Terminating its contract to develop Iran's giant South Pars Gas Field Phase 11, the French energy company Total has submitted the project's tender and technical documents to its partner, China National Petroleum Corp., the National Iranian Oil Company's managing director said.
"Technical meetings are underway between the two oil majors to discuss transition details," Ali Kardor was quoted as saying by ISNA.
CNPC has announced that it needs time to scrutinize the documents most of which were drawn up based on Total's financial and technological capacities.
"NIOC is waiting for the CNPC decision on whether it will take over Total's stake in the venture worth at least $4 billion," he said, adding that there has been no change in agreement to develop the gas field off the Persian Gulf.
Kardor asserted that the French company's exit comes in the wake of new US sanctions that are forcing international firms to reconsider their deals with Tehran.
Iran has the world's largest proven offshore natural gas resources.
Operating the project with a 50.1% stake, Total was partnered by China's CNPC (30%) and Iran's Petropars (19.9%).

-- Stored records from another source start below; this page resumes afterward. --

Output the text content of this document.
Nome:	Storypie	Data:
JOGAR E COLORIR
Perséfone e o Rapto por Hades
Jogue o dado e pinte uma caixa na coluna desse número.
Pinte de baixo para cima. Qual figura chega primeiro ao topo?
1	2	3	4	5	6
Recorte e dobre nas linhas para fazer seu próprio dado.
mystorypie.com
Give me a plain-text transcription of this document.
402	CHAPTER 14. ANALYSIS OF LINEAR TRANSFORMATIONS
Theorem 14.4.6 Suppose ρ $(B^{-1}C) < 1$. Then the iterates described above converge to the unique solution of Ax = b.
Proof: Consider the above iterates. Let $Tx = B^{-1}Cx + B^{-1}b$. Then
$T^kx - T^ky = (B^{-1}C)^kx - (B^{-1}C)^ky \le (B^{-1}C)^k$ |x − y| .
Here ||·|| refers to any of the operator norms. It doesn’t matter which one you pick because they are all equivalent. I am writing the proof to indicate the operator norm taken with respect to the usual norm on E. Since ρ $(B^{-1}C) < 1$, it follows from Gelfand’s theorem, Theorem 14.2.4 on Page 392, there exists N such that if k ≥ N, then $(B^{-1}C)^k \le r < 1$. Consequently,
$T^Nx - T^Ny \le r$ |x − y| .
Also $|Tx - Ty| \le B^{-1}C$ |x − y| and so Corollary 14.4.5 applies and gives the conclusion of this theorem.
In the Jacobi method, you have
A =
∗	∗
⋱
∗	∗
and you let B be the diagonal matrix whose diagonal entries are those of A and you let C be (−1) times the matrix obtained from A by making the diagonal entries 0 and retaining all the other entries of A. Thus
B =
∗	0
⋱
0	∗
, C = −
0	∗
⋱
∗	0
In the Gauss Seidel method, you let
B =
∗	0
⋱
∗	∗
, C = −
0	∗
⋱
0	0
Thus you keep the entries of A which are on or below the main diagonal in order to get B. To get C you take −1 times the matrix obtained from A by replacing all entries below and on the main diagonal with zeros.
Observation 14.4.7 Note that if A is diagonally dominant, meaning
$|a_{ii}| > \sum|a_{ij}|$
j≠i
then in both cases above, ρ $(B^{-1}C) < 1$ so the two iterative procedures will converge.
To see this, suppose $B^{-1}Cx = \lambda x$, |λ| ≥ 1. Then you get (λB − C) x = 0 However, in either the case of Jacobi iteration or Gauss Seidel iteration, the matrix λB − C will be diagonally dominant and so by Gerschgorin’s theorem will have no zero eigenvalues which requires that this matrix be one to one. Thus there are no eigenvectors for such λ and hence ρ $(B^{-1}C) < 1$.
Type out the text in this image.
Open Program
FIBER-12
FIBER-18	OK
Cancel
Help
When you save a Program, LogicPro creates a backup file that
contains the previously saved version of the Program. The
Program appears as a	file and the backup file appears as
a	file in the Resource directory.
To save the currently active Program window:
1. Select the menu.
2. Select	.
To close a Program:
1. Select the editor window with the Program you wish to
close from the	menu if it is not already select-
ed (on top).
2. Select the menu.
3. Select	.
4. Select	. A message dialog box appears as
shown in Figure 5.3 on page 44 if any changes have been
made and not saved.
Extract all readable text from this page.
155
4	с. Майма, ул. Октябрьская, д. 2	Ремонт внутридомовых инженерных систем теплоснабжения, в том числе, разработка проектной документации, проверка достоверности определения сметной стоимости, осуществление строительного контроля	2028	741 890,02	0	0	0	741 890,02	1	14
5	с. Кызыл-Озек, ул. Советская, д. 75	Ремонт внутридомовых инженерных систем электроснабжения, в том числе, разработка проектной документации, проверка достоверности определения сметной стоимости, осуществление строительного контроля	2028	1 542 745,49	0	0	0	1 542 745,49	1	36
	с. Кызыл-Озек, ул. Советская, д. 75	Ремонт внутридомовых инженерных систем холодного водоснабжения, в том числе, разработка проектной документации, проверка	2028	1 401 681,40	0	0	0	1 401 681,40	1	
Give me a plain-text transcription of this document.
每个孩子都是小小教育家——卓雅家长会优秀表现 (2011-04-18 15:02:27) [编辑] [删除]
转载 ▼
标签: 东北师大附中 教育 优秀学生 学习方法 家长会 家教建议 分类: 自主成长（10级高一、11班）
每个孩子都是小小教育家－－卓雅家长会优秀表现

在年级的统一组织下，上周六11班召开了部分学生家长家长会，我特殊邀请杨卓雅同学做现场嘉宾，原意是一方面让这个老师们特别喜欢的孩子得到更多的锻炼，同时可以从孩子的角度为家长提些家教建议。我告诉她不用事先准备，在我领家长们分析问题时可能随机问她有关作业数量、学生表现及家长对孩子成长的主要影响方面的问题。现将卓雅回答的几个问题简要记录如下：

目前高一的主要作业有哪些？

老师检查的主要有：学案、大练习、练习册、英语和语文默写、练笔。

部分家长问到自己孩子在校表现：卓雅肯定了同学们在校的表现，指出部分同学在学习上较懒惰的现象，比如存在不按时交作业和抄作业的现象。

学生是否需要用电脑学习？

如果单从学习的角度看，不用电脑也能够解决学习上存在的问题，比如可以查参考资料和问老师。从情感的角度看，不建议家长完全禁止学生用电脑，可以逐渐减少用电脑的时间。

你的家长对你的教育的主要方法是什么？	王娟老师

The three sides signed a $4.8-billion deal last July and Total became the first major western energy company to invest in the oil sector after sanctions over Iran’s nuclear energy program were lifted in 2016.
Kardor said NIOC has not been informed of an official CNPC position, but note that the Chinese giant not only has a legal right but also the technological capability to take over the project.
Total was expected to use its know-how to install 20,000-ton platforms and light compressors in South Pars. CNPC still lacks such advanced technology.
The largest offshore gas platform in South Pars weighs about 3,000 tons.
CNPC has been active in Iran since 2004 offering oil, gas and oil-field services, according to the company’s website. In 2006, it was awarded a three-year contract to provide offshore well-logging and other services in South Pars.